A California man has received a $4.6 million lawsuit settlement for an encounter with an Inglewood police officer that left him with a bullet wound to the head and long-term brain damage.
Officer Landon Poirier was attempting to pull over 46-year-old Juan Jose Palma on October 7, 2012 at around 1:30 a.m. on 103rd Street. Poirier said Palma refused to immediately stop after running a stop sign and crept at slow speed for several blocks after being blue lighted.
When Palma finally did bring his Ford Explorer to a halt, Poirier jumped out of his police cruiser with his gun drawn. He told investigators that Palma refused to comply with commands to show his hands before reaching behind him and raising a “long black and silver object” thought to be a shotgun.
Poirier fired a single shot into the car striking Palma in his left temple. The incident was captured by a repair shop security camera from a distance in a 15 second clip, but that footage has not been released to the public. No body or dashboard cameras were present at the scene.
What actually occurred has been the subject of heated discussion for more than four years, and Palma and his attorney have asserted that Poirier’s version of events is inaccurate. In an excessive force lawsuit filed against the city of Inglewood, it was claimed that Palma posed no threat to anyone.
Instead of reaching for a weapon, Palma said he was simply reaching for his license and registration. No gun was recovered from his Explorer, though prosecutors did say that a baseball bat was found in the backseat.
Poirier was not charged in connection with the shooting. The District Attorney’s office said the officer “acted to end what he perceived to be an imminent deadly threat” after Palma did not comply with orders in English and Spanish to show his hands.
According to Palma, he can’t remember the gunshot, and still has several blank spaces in his memory.

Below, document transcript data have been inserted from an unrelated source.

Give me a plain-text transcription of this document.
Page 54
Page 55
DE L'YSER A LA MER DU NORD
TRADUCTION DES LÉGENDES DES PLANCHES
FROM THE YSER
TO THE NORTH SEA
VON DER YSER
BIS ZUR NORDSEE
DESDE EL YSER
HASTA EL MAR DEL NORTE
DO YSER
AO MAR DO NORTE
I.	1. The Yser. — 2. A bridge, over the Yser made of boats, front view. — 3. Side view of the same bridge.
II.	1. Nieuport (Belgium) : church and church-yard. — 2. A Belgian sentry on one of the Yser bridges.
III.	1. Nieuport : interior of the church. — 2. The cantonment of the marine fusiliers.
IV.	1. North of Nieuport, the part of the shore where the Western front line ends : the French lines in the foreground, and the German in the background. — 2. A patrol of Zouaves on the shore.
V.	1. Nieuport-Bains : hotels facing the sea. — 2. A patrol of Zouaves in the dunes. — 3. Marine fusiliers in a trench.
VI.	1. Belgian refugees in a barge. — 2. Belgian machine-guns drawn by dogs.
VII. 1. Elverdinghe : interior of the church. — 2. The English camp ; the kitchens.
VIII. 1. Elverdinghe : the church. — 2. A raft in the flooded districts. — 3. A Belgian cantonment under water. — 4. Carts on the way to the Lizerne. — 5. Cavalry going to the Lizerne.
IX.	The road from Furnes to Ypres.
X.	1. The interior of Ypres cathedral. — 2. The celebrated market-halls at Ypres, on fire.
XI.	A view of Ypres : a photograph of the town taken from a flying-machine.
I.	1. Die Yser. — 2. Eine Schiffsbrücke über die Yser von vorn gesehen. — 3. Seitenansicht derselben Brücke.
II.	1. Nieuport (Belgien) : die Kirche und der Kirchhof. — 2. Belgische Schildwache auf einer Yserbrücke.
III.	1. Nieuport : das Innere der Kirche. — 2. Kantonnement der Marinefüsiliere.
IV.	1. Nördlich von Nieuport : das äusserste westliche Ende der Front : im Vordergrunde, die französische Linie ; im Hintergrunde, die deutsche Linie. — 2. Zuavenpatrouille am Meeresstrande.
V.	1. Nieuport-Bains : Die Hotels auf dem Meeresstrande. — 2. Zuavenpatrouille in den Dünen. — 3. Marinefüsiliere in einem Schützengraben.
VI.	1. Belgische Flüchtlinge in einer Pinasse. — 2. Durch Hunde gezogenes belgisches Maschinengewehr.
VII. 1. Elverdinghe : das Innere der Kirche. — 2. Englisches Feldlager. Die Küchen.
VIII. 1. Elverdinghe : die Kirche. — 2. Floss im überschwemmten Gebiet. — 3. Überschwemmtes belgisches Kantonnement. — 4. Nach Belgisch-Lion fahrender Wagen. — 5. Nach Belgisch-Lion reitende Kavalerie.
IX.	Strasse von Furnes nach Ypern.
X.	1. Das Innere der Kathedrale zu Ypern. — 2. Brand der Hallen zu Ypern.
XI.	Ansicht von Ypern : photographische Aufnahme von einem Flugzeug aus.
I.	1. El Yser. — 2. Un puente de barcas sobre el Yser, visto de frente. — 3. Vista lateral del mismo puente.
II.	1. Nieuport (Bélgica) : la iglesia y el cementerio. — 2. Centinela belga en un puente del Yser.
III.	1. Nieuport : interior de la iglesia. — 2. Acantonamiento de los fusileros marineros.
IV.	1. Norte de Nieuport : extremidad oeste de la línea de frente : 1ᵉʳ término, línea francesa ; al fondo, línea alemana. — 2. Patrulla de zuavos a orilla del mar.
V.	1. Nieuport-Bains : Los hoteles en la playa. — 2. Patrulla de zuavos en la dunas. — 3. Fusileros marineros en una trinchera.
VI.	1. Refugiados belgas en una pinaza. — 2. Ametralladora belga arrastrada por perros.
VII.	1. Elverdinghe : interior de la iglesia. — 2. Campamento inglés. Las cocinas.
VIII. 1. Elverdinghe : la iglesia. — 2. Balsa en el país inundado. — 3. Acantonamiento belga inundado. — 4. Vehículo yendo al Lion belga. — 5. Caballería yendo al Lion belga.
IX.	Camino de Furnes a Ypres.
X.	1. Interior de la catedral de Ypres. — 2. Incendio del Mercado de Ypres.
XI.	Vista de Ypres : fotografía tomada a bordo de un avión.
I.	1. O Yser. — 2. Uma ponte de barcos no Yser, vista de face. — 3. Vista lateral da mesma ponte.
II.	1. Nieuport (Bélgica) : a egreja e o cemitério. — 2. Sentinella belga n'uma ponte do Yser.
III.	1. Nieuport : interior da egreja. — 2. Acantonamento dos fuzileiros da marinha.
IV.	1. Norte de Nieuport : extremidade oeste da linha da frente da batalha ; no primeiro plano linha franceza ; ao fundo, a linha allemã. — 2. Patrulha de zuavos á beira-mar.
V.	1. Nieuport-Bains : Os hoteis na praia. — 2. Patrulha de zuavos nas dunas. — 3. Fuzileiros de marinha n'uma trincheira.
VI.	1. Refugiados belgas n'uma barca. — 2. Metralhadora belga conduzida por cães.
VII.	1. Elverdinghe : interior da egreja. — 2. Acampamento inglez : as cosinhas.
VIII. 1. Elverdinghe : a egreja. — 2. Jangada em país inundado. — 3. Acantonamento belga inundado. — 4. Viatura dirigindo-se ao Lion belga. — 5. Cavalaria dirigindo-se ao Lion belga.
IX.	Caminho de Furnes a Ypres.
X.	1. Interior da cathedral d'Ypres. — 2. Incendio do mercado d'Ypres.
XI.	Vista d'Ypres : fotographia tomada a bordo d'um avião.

Following the incident, he was unable to speak when he woke up in a hospital bed.
Palma required months of occupational therapy in order to regain the ability to form coherent sentences again, and says he still struggles to speak properly at times. Words form in his brain, he said, but do not seem to make their way out of his mouth.
Palma’s attorney, R. Samuel Paz, has accused the Inglewood police department of failing to properly investigate its officers when they use deadly force.
“They have a systemic problem. It is pretty straightforward,” Paz said. “The investigation was never to investigate the officer. The investigation was only to investigate if Mr. Palma had committed a crime.”
Former Los Angeles County sheriff’s commander and chairman of strategy development for the National Tactical Officers Association, Sid Heal, called the shooting as “lawful but awful” – but said the size of the settlement indicated the city knew it would lose in court.